What have been the most influential books, podcasts, or other resources?🔗

Shoe Dog - if you want to go far, focus on building a team.

Everything Ycombinator puts out - That community just has a very rational approach to business and cuts through the BS and figures out how to build something people want.

Derek Sivers blog - Importance of customer service and execution.
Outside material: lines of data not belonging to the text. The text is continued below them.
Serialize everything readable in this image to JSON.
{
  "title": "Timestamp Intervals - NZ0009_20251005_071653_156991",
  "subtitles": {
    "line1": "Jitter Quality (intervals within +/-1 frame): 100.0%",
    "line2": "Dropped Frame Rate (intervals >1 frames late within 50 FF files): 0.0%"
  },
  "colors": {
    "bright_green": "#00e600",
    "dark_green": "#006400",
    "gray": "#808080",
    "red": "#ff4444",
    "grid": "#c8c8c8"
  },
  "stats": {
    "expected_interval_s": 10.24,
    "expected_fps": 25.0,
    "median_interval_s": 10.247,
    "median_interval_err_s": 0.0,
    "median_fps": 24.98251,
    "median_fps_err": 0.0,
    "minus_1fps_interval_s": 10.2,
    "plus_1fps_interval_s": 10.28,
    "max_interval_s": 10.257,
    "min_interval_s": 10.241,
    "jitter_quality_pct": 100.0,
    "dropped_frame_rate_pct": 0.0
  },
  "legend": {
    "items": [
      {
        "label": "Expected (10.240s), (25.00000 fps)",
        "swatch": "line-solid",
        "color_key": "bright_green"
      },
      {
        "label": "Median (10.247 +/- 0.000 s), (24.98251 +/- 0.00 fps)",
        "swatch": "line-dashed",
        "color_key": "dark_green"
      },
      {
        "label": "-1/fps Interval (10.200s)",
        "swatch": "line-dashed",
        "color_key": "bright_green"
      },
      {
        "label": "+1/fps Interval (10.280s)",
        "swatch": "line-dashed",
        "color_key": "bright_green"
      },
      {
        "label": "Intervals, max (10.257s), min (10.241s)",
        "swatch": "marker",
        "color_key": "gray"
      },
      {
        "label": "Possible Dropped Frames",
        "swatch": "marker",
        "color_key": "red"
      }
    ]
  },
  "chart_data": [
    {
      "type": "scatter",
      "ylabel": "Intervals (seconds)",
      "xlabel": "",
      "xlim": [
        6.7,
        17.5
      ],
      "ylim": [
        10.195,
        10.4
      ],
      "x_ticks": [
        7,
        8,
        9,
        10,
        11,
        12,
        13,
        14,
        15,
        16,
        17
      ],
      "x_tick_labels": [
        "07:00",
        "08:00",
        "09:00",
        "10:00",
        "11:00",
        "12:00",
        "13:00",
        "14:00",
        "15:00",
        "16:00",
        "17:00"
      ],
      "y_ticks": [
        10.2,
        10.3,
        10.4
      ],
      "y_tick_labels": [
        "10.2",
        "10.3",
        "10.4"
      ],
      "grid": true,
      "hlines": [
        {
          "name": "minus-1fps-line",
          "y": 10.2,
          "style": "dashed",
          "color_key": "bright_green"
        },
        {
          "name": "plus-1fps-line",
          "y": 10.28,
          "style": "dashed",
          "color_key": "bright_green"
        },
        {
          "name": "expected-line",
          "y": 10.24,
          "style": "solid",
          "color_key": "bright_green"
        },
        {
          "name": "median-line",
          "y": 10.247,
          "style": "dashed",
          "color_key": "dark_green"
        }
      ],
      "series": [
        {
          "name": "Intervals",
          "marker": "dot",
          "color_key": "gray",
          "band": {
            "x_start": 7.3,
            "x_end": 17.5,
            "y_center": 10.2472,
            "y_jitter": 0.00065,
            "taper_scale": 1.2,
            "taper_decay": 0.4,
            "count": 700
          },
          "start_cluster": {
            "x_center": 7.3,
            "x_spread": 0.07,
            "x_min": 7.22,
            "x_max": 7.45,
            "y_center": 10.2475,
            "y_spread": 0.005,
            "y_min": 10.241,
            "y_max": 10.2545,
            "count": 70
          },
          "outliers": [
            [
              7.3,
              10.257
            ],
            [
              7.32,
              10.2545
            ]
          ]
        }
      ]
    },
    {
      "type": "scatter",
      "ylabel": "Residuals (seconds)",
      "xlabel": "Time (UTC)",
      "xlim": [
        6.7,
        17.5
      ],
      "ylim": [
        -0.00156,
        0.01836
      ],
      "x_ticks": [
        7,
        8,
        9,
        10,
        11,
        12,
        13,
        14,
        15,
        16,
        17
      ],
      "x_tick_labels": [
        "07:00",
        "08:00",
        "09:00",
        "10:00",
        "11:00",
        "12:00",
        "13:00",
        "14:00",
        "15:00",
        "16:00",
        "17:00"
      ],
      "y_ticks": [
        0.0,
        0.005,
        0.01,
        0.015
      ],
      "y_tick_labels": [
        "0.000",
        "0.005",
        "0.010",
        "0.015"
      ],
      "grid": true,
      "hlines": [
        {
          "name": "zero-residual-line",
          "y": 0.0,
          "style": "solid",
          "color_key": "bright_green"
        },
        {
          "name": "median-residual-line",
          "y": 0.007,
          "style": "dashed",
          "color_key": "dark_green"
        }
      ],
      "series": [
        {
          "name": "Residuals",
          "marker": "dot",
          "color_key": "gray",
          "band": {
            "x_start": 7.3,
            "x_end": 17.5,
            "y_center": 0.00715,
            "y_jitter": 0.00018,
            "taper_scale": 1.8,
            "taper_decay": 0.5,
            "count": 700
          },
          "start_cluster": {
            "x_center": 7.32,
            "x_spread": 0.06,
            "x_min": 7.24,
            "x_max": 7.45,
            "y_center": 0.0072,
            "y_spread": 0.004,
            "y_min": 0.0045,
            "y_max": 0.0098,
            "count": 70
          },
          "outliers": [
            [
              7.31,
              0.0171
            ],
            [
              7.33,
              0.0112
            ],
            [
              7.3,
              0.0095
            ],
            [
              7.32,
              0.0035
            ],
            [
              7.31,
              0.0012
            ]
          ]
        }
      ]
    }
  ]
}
Creativity Inc - We went through a tough period last Fall/Winter of exponential growth that we weren’t necessarily prepared for. I got this book for all of the Sock Club employees as a Christmas gift. It includes great advice about scaling a business and investing in your employees.

Advice for other entrepreneurs who want to get started or are just starting out?🔗

I think the internet is such an echo chamber the pressure to cargo cult and do the things that you think successful startups do instead of doing the things your customers want is a mistake everyone makes from time to time. You have to think from first principles and listen to your customers, which is easier said than done.

Speed is so important. And the trick to being fast is focusing so hard on a few things that you don’t do much at all. Everyone talks about focus, but no one talks about the other side that being fast means not doing too much. I learned this trick that being fast is about not doing much from Hacker News.

I remember someone posted a blog to Hacker News about how they spent a year trying to make a faster grep (one of the most important Unix commands) and he/she just couldn’t do it. In the comments the creator of grep commented that the trick to making a fast program was to make the pro not do much at all. That kind of stuck with me. I think the same idea can be applied to business. It’s related to the idea that Steve Jobs talks about where good design is about saying no to a million good ideas to get to a great idea.

Are you looking to hire for certain positions right now?🔗

We’re always looking for great people. We’re in Austin so if you’re around come see us. Right now we’re looking for Web/Software Developers, Designers, and Account Managers.